A cientista e colegas, inclusive do Brasil, descobriram que a laminina faz muito mais e está diretamente ligada a essa capacidade da célula de parar de se dividir. A falta da substância pode ser um dos fatores que desencadeiam o câncer. “A laminina não está presente na matriz extracelular de 97% dos cânceres de mama”, pontua Bissell.

Os estudos com a proteína continuam e a cientista acredita que, conhecendo melhor a sua interação com outras substâncias e as células, é possível usá-la no tratamento do câncer de mama e da leucemia. “Estamos muito perto disso”, diz. “Muitas terapias já focam no microambiente hoje, tratando, por exemplo, a inflamação, que, quando resolvida, já leva muito do câncer embora.”
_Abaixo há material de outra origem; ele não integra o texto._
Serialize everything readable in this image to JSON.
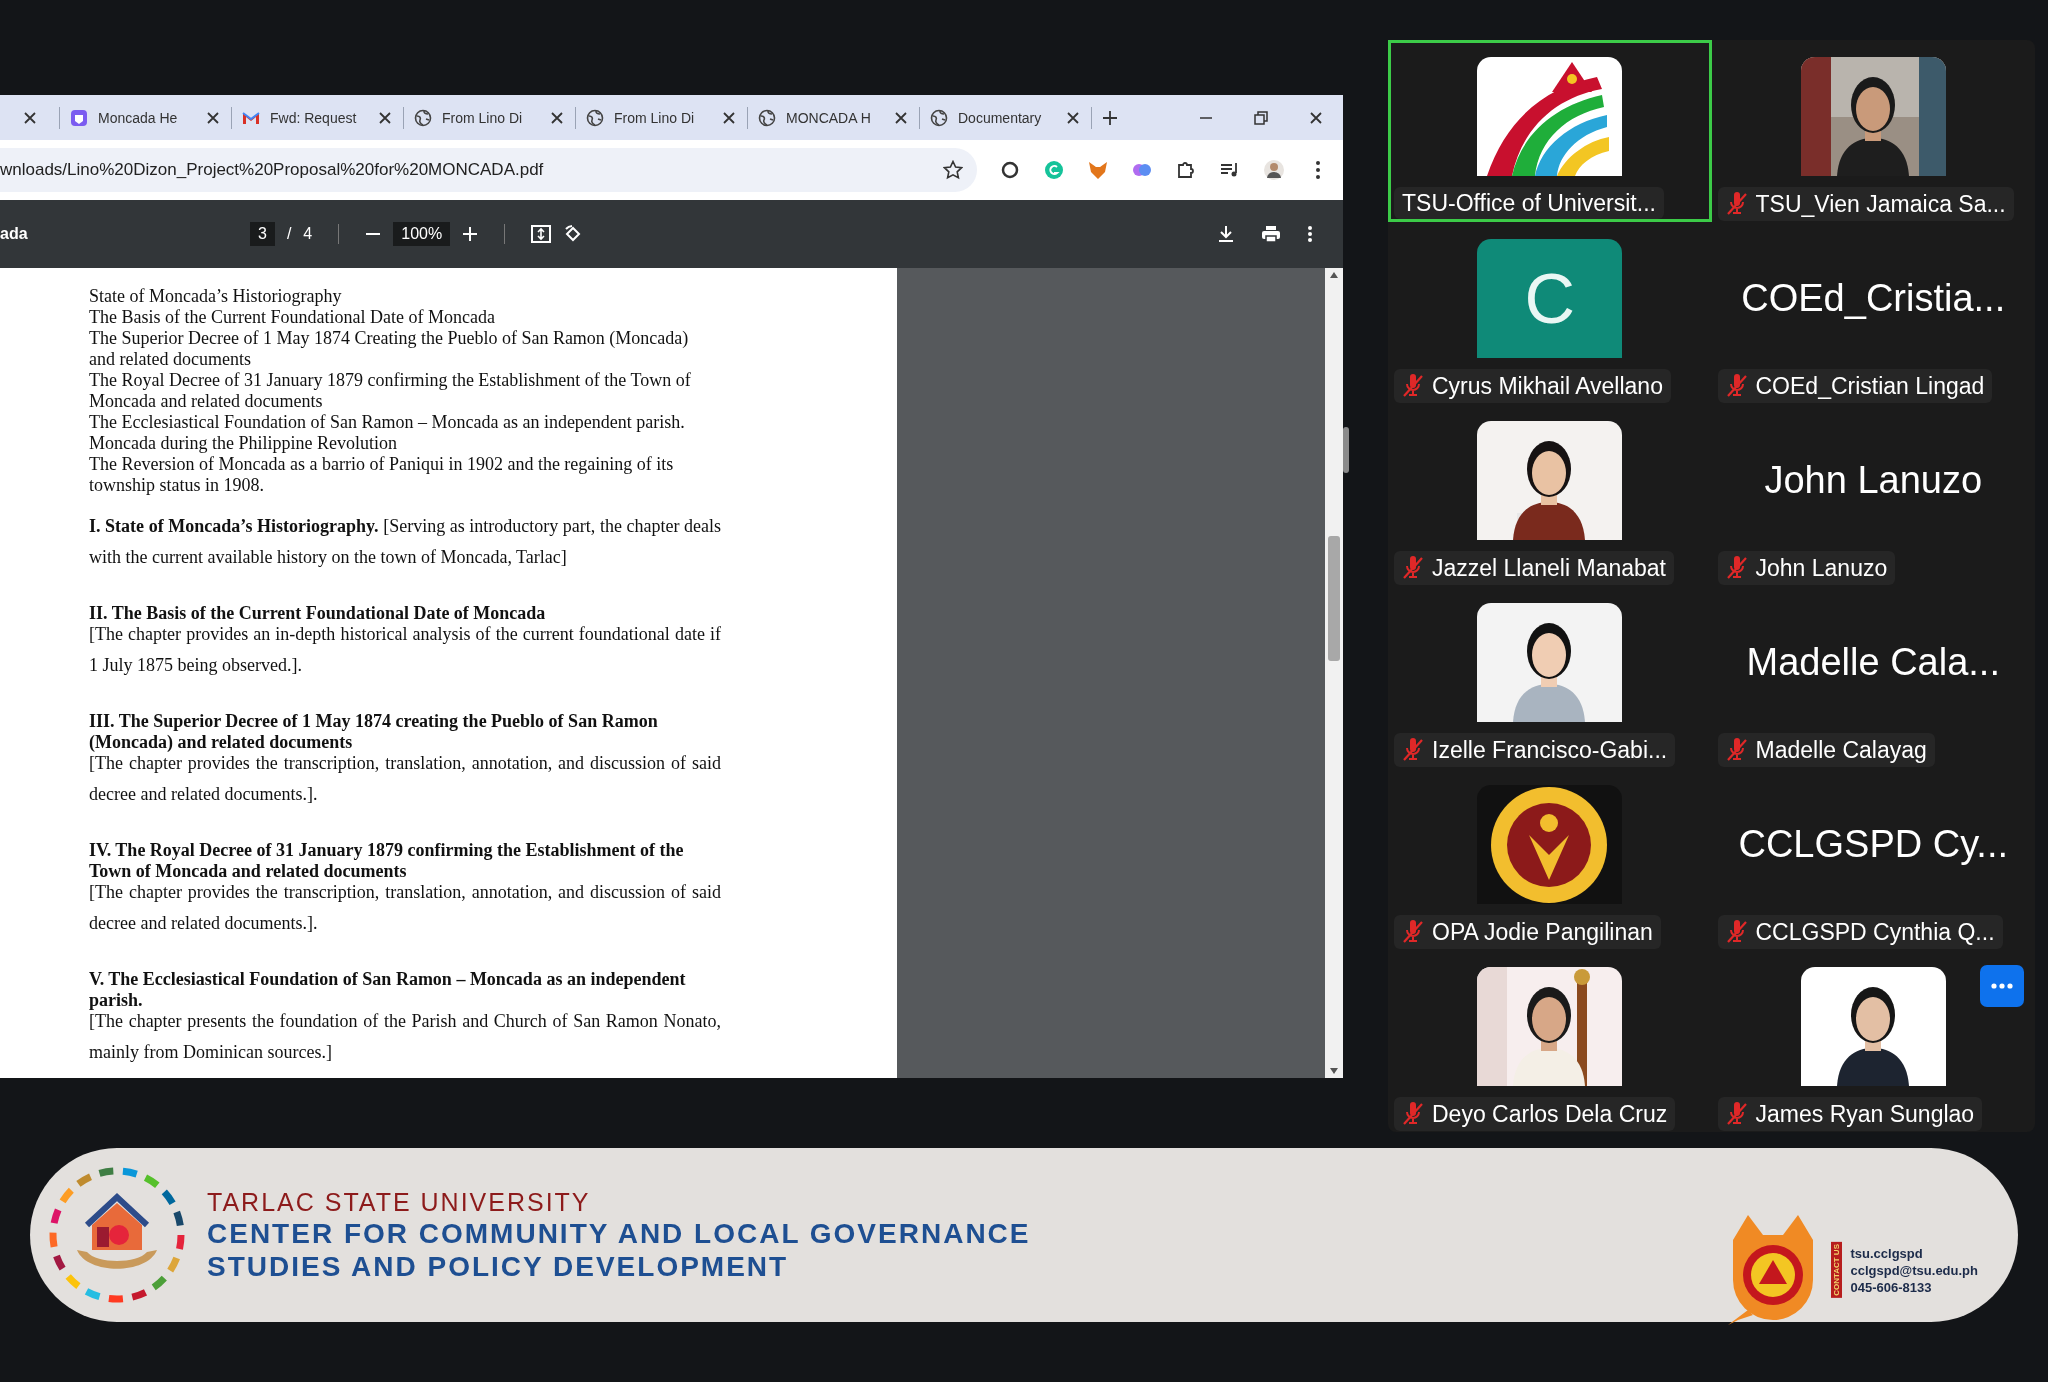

Apesar dos avanços, Bissell não acredita em uma cura do câncer. “Não vamos erradicar o câncer, pois ele está ligado ao envelhecimento”, afirma. “Ao envelhecermos, todos os tecidos perdem sua arquitetura e ficamos expostos ao câncer. Não faz sentido falar em fim do envelhecimento, logo, não faz sentido falar em cura do câncer. Mas podemos sim atrasar o seu aparecimento, torná-lo uma doença crônica.”

Para que esse dia chegue, a cientista pede mais estudos que levem em consideração a forma e a estrutura das células e seu entorno. “Sabemos tudo sobre o genoma, seu alfabeto e suas letras, mas não sabemos nada sobre a linguagem e o alfabeto da forma”, conclama.